Fearing Shariah, Alabama Votes To Ban ‘Foreign Laws’
BY
JACK JENKINS
POSTED ON NOVEMBER 5, 2014 AT 10:10 AM
CREDIT: SHUTTERSTOCK
In the midst of yesterday’s dramatic GOP takeover of the U.S. Senate, Alabamans quietly voted
to amend their constitution to ban all “foreign laws,” a measure considered by some to be an attempt to drum up Republican votes by implicitly targeting Islamic Shariah law.
The
ballot initiative, commonly referred to as Amendment 1, passed on Tuesday with an overwhelming
72 percent of the vote. Although the measure does not specifically mention Shariah law, it mirrors
similar efforts in
Kansas and other
parts of the country to ban the Muslim moral code. It was also first introduced by Republican State Senator Gerald Allen, who proposed
another law in 2012 that would have explicitly banned Shariah law.
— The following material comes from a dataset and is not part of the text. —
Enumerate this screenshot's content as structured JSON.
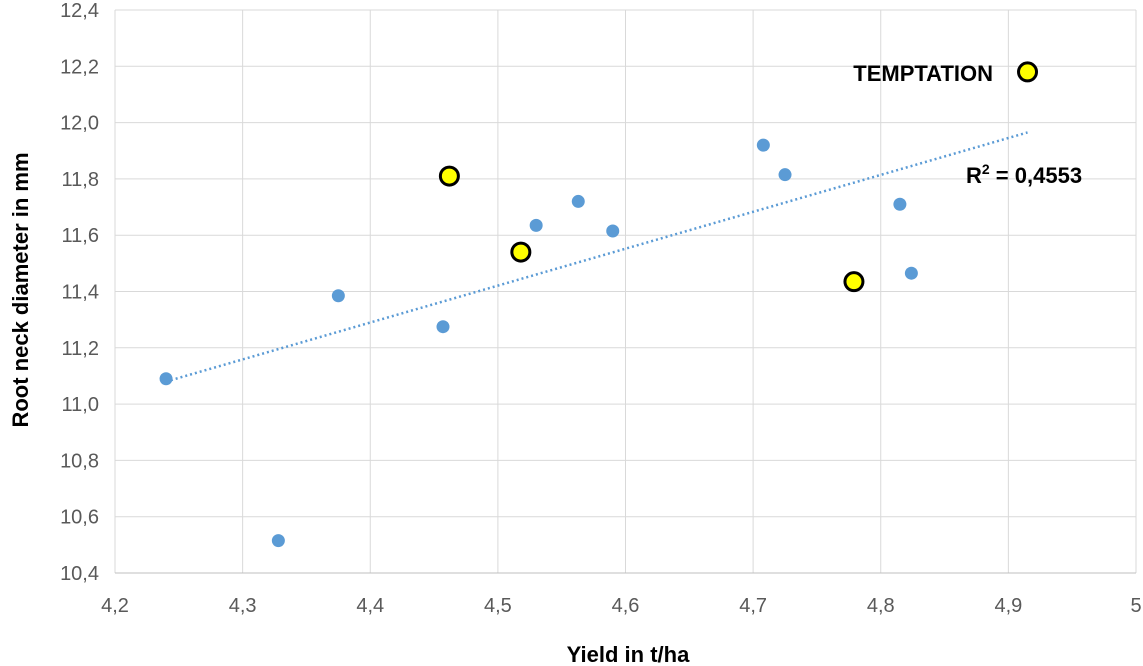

“We were just trying to do something legal, not political,” Eric Johnston, the Birmingham attorney who drafted the amendment, told
AL.com after it passed.
There are concerns, however, that the law might backfire. Although anti-Shariah bills are often proposed and supported by conservative Christians, Amendment 1 was actually
heavily criticized by many religious groups in the Cotton State — including several prominent
evangelical Christians. Organizations such as Greater Birmingham Ministries publicly decried the measure, and Randy Brinson, the president of the Christian Coalition of Alabama, blasted the law as “just silliness.” Brinson argued that the bill did not actually protect “Christian values,” and passing it could potentially jeopardize foreign adoptions, marriages to people outside of the U.S., and religious liberty.
“This is a tremendous waste of effort. It’s a waste of time and it costs money,” Brinson
saidahead of the vote.
Washington Post legal analyst Eugene Volokh
argued Wednesday morning that Amendment 1 is oddly redundant, as it is primarily just restates existing law — namely, that courts may not defer to foreign law in cases when “doing so would violate any state law or a right guaranteed by the Constitution of this state or of the United States.” Still, Brinson and others contend that the new amendment might cause unnecessary hurdles for Alabamans, as the measure’s definition of “foreign laws” is written so broadly that it could be applied to rules Christian denominations use to govern who they will hire or ordain.
“This just creates a whole new headache for people involved in foreign adoptions or who get married in another country,” Brinson told
Al.com ahead of the vote. “I just don’t think they thought through this particular thing.”
Johnston and others
disputed these arguments to the press, but it’s unclear if the law will stand the test of time.
Dozens of states have proposed bills banning international law or Shariah in recent years, but the vast majority have failed on Election Day, and even those that succeed have been subject to intense scrutiny: Oklahoma successfully amended its constitution in 2010 to outlaw the use of Shariah, for example, but that law was
struck down by a federal court in 2013, with judges arguing that the amendment unfairly impacted Muslims.